When it comes to risk, project managers need to ask, “How sure are we about the conditions that could impact the outcome of this particular project?”
The more similar a project is to others the company has executed, the more predictable the outcome. Therefore, the project ought to be stable, the pyramid sitting on a firm foundation.
The more unique a project is (different materials, different client, different project team resources), the less predictable the outcome and weaker the project’s foundation. In order to make a project more stable (less risky), the project manager will typically have to tweak one of the other elements, whether to increase cost, increase time, decrease quality, or decrease scope.
In order to keep the project in balance, the project manager must also have flexibility in at least one of the primary elements (scope, time or cost). This flexibility is determined by prioritizing the three elements through a series of questions:
- Who has authority over which element? The client may have dictated the scope and time; therefore, the project manager needs to have authority over the cost element.

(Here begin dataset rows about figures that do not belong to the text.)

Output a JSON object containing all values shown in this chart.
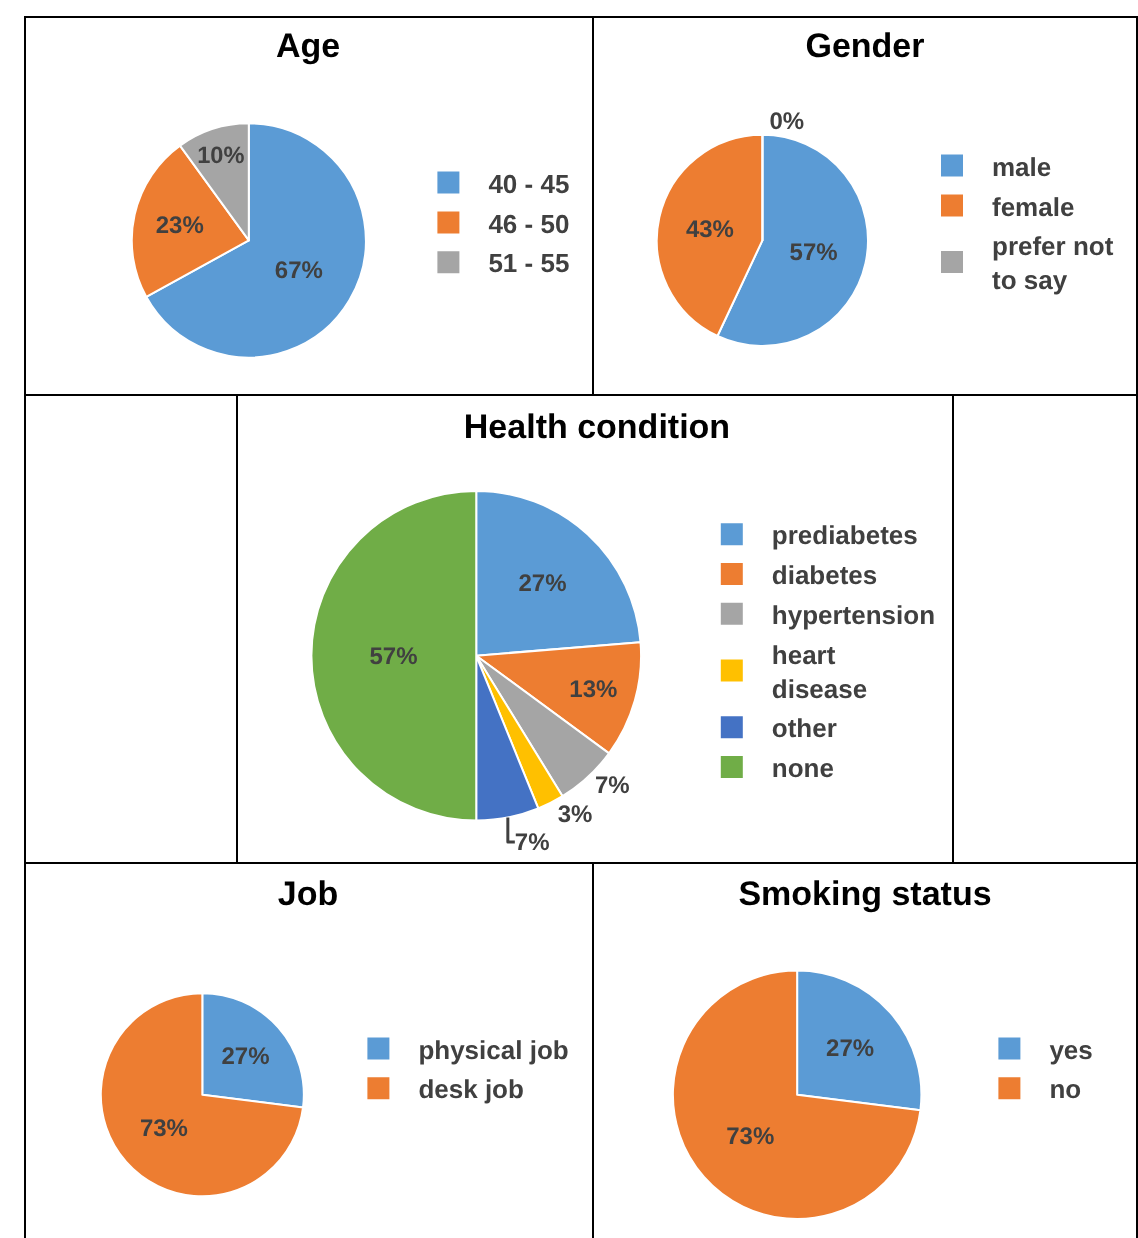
{
  "chart_data": [
    {
      "type": "pie",
      "title": "Age",
      "categories": [
        "40 - 45",
        "46 - 50",
        "51 - 55"
      ],
      "values": [
        67,
        23,
        10
      ],
      "colors": [
        "#5b9bd5",
        "#ed7d31",
        "#a5a5a5"
      ],
      "value_labels": [
        "67%",
        "23%",
        "10%"
      ],
      "legend": "right"
    },
    {
      "type": "pie",
      "title": "Gender",
      "categories": [
        "male",
        "female",
        "prefer not to say"
      ],
      "values": [
        57,
        43,
        0
      ],
      "colors": [
        "#5b9bd5",
        "#ed7d31",
        "#a5a5a5"
      ],
      "value_labels": [
        "57%",
        "43%",
        "0%"
      ],
      "legend": "right"
    },
    {
      "type": "pie",
      "title": "Health condition",
      "categories": [
        "prediabetes",
        "diabetes",
        "hypertension",
        "heart disease",
        "other",
        "none"
      ],
      "values": [
        27,
        13,
        7,
        3,
        7,
        57
      ],
      "colors": [
        "#5b9bd5",
        "#ed7d31",
        "#a5a5a5",
        "#ffc000",
        "#4472c4",
        "#70ad47"
      ],
      "value_labels": [
        "27%",
        "13%",
        "7%",
        "3%",
        "7%",
        "57%"
      ],
      "legend": "right"
    },
    {
      "type": "pie",
      "title": "Job",
      "categories": [
        "physical job",
        "desk job"
      ],
      "values": [
        27,
        73
      ],
      "colors": [
        "#5b9bd5",
        "#ed7d31"
      ],
      "value_labels": [
        "27%",
        "73%"
      ],
      "legend": "right"
    },
    {
      "type": "pie",
      "title": "Smoking status",
      "categories": [
        "yes",
        "no"
      ],
      "values": [
        27,
        73
      ],
      "colors": [
        "#5b9bd5",
        "#ed7d31"
      ],
      "value_labels": [
        "27%",
        "73%"
      ],
      "legend": "right"
    }
  ]
}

- Which primary element is most important to the client?
- Have these priorities been communicated? To whom? Is there agreement?
- Which element can vary (based on priority)?
- By how much can it vary (based on uncertainty — the more unique the project, the more flexibility required)?
- Which is constrained (typically scope, time and/or quality)? By whom? In the integration industry, scope and time (duration) are often fixed, or constrained by the client. So is the ultimate price. The price may be fixed at the beginning of a project by the sales organization, but the project manager must have flexibility in the costs of the project, especially regarding the amount of effort required by the project team resources.
The more unique the project, the wider the variance threshold required by the project manager. This does not mean they have the ability to authorize undisciplined changes to the scope of the project or its deliverables, but they must be allowed some measure of variance, based on the skill levels of the estimated resources vs. the skill levels of the actual resources assigned.